Get to the point! How many times have you been listening to someone relating an incident and your ears are nearly bursting at all the trivial detail?
The story progresses at a snail’s pace and you’re being treated to every little bit of who said what, word for word. “He said yes so I said no then he said yes really and I said no kidding…” Agh! Enough said! Then there’s all the background information that goes back almost as far as prehistoric times. I’m almost expecting a woolly mammoth to walk into the scene, though I wouldn’t mind that so much because it might provide a welcome bit of interest at least. And to top it off, there are volumes of opinion, often ill-informed, on every little development in the story.
Sometimes I get so tuned-out that I find myself nodding and mmming in all the wrong places until the other person ends up saying “Are you listening to me?” Usually I reassure them I am listening (manners, thanks Mum) but I wish I had the honesty to say “Nope! I just can’t hang in there. However your story ends, I’m past caring.”
It’s the same with a lot of books and short stories, I find.

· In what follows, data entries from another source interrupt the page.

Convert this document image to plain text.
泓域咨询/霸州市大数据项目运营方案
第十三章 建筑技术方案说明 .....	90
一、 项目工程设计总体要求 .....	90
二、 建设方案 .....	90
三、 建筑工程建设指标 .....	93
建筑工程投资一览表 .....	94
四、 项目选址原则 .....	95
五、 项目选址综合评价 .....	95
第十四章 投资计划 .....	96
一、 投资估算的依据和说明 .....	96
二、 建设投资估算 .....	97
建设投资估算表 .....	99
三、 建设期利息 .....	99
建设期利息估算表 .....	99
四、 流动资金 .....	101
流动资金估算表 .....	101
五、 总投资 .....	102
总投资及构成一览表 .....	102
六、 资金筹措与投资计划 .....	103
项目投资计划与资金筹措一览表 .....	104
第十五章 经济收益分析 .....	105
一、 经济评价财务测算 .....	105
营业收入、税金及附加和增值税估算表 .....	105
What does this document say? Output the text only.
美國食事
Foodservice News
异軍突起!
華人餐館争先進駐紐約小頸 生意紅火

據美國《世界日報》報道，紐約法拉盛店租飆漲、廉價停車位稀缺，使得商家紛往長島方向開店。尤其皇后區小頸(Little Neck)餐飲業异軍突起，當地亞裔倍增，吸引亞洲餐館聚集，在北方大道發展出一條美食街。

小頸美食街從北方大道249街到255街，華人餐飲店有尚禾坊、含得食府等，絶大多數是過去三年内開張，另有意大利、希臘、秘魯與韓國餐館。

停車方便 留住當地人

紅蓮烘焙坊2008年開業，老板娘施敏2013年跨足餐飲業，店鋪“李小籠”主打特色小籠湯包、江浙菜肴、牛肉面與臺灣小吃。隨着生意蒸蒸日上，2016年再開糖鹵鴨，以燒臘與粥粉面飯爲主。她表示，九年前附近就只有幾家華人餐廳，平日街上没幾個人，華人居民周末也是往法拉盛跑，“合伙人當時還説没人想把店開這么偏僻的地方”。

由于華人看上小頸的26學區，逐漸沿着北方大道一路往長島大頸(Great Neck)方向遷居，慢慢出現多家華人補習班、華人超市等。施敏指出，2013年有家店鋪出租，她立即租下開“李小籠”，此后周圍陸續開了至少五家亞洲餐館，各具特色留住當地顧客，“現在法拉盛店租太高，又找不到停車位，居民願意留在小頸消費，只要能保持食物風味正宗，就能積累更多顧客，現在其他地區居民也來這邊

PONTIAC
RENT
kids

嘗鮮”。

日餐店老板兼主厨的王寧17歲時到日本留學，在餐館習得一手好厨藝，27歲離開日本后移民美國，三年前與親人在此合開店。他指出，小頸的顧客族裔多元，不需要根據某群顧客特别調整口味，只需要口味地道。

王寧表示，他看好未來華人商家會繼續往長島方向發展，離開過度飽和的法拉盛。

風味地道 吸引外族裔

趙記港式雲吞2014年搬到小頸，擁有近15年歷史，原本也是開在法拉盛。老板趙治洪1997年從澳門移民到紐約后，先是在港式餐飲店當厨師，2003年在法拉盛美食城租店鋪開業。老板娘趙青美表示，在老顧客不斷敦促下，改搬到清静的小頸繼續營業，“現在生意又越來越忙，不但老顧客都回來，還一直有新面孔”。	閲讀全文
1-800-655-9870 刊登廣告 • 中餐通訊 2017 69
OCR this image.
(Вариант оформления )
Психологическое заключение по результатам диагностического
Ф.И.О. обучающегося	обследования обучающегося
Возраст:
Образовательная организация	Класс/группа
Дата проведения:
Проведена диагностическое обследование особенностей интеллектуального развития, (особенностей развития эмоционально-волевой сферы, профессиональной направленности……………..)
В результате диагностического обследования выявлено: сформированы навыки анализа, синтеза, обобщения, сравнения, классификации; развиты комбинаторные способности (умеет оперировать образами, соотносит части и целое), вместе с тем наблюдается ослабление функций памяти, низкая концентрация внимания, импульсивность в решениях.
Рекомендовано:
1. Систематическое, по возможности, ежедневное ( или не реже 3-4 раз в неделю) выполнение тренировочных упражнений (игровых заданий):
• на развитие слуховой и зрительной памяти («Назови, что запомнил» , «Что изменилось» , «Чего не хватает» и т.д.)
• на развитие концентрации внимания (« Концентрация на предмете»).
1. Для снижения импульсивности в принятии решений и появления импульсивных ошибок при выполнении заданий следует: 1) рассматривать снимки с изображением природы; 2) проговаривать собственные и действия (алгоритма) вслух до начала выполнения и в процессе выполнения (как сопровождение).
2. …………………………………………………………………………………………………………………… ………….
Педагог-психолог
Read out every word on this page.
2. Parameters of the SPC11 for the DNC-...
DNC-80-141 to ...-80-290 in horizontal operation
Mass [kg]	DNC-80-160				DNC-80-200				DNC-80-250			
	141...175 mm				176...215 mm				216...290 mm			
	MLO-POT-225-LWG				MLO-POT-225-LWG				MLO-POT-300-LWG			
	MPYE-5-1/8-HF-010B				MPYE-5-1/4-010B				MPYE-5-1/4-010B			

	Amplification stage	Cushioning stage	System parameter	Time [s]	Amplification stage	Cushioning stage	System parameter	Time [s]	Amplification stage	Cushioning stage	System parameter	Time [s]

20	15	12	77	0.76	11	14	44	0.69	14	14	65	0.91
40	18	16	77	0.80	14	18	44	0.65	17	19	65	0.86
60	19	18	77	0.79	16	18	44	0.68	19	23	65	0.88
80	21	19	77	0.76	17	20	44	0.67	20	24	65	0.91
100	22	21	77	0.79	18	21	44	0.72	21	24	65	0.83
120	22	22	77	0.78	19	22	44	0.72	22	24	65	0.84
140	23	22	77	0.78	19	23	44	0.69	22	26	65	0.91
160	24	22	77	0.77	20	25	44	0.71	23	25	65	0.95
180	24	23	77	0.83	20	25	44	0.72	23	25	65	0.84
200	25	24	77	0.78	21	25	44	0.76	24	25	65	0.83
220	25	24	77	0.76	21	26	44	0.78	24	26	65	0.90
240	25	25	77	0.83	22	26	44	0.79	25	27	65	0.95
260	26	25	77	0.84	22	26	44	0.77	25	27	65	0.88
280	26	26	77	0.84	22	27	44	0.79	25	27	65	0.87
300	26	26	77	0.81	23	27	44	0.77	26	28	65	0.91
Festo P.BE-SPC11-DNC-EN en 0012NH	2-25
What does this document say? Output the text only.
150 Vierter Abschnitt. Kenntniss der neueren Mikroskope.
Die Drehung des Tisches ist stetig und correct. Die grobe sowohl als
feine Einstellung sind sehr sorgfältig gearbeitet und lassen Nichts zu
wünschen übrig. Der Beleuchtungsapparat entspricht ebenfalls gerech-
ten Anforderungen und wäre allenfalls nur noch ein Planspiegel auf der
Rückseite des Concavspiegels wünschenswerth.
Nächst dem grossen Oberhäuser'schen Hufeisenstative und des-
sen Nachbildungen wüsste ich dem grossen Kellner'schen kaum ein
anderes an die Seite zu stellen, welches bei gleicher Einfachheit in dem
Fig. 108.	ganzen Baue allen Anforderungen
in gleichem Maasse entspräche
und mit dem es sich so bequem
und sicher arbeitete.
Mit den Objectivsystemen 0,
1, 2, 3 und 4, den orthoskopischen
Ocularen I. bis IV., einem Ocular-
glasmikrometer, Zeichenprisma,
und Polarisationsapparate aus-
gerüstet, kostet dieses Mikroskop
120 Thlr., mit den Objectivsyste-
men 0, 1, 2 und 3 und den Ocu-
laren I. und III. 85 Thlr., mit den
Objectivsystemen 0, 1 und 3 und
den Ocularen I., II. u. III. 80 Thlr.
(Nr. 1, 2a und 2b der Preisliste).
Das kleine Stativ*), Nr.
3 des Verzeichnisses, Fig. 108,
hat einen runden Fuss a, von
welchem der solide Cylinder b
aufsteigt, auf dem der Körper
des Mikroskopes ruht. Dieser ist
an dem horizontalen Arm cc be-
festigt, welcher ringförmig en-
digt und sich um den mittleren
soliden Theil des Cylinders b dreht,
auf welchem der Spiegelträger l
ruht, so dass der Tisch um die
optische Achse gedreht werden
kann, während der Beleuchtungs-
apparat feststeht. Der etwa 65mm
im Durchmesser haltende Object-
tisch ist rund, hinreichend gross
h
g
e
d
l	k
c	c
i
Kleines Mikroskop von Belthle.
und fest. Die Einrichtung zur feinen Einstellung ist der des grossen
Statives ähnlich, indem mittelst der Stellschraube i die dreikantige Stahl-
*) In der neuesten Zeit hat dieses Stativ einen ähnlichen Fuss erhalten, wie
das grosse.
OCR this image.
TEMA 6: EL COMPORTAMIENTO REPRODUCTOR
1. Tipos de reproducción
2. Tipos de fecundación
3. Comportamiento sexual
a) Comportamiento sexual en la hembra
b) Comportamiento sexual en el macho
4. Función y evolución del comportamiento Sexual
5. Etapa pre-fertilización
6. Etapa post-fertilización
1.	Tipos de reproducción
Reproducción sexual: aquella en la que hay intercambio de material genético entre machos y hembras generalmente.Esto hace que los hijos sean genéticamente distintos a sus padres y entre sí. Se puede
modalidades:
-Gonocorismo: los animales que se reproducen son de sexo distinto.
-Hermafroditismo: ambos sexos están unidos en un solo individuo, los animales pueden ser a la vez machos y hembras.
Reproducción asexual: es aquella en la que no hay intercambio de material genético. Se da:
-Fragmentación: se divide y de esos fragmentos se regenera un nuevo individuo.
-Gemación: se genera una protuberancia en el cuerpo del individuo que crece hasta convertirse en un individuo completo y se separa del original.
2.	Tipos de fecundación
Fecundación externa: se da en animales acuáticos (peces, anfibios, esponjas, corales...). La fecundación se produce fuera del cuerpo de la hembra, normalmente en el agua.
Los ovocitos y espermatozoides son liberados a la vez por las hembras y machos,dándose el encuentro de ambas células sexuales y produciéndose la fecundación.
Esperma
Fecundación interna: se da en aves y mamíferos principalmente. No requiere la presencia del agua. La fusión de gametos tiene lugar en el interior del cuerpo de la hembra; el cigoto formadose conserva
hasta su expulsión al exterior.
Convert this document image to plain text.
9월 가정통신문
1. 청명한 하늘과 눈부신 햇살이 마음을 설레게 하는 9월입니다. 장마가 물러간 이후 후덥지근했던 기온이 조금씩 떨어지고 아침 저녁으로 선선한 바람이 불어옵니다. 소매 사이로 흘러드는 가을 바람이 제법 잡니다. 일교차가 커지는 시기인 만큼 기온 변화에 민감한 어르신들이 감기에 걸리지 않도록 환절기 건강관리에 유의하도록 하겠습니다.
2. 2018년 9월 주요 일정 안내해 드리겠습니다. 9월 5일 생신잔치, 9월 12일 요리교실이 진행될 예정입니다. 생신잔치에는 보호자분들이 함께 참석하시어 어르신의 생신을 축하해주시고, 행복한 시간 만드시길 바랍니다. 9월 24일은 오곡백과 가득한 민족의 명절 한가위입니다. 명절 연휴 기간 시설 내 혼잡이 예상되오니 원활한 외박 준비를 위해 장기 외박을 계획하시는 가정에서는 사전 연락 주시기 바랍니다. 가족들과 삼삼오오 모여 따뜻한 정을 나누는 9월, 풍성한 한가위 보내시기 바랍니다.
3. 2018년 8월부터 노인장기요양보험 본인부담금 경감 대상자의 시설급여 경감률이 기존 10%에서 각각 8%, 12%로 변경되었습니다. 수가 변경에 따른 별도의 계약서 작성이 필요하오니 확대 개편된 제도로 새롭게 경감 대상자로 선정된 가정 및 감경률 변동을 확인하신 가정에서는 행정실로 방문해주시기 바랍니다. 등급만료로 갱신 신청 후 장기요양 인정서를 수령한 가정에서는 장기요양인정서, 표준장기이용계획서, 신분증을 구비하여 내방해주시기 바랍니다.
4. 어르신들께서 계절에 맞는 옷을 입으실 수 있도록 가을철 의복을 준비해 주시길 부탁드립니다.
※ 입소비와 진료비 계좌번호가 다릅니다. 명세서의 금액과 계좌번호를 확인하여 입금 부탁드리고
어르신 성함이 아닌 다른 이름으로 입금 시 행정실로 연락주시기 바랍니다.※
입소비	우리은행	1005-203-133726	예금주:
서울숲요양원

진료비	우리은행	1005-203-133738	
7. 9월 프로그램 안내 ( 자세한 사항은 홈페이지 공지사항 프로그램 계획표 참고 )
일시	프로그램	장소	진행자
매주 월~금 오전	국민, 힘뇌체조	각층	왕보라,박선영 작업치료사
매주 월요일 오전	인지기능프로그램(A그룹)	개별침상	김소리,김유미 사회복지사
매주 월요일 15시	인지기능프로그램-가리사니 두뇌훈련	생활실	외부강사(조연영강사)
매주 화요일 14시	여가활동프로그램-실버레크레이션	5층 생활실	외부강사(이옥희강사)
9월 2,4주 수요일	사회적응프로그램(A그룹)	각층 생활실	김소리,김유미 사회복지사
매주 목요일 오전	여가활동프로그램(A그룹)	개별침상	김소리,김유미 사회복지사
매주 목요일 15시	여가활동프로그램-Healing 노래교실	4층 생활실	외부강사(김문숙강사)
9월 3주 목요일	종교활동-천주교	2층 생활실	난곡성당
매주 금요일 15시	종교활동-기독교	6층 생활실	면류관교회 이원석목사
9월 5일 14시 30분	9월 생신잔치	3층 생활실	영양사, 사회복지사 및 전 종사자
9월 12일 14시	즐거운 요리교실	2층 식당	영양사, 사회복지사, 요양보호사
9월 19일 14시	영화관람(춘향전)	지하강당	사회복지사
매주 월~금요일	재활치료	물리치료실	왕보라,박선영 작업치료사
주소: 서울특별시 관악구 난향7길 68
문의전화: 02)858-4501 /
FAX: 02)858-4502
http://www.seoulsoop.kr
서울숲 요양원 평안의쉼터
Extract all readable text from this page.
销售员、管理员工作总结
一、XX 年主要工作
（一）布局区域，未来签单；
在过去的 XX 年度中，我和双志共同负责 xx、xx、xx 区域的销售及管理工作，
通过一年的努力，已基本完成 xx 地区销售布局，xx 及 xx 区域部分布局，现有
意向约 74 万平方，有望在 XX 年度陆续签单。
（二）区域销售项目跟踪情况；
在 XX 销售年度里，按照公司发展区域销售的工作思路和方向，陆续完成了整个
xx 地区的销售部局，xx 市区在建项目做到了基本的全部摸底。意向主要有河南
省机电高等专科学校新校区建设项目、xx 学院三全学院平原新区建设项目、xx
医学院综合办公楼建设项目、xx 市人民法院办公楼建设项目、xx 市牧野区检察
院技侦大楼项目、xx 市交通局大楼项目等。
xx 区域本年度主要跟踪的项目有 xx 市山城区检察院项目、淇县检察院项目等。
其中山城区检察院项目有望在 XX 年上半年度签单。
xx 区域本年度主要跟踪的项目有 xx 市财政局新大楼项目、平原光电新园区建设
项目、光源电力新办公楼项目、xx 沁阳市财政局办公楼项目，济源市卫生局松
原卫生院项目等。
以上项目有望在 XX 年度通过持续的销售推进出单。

It’s often why I abandon a book after a few chapters, even if it comes highly recommended by a well-respected reviewer or made it to the Man Booker shortlist. Some of those reviewers and Booker judges must have an assurance of a really long life with not a lot of work on their plate, I reckon. As for me, life’s too short and way too busy to persist with heaps of unnecessary details.
I was grateful to the friend who recommended I read Yann Martel’s Life of Pi. Even more than that, I was grateful to him for telling me to persist past the first six chapters because, however much I wanted to give up, it would be worth it. He was right, it was one if the best stories I’ve ever read. Though I know quite a few readers who gave up on the book before the story really took off. So I don’t understand why those first six chapters couldn’t have been edited down to one really good chapter with just the essentials to kick-start the story. Perhaps the publishers were worried no one would buy such a slim book. But I would have. And I would’ve appreciated being spared all those unnecessary details.
Someone – don’t ask me who, I’m not good with details like that – anyway, someone said that reading a story with too many unimportant details is like receiving a letter that has been beautifully written but a small child has scribbled all over it. The meaning is in there somewhere but it’s all too much work to get to it.
Details can get in the way of a story, they can hinder it’s forward movement. And goodness knows we all like to feel we’re getting somewhere rather than just jogging on the spot. By details, I mean anything from a single word to a phrase to a whole scene. It can be description, backstory, context, action or dialogue.
When I’m writing, I have to remind myself constantly that not everything in my head needs to make it onto the page. I ask myself two questions to keep the details to a minimum. First, I ask myself whether the reader really needs to know this particular detail. If not, I cross it out. Then I ask myself if the story would still stand on it’s feet if I omitted this detail. If the story is not about to suffer then I cross it out. I probably don’t cross out as much as I should but those two questions really help keep a lot of unnecessary details out of my stories. I’m pretty sure the stories are better for it and, I hope, better for the reader.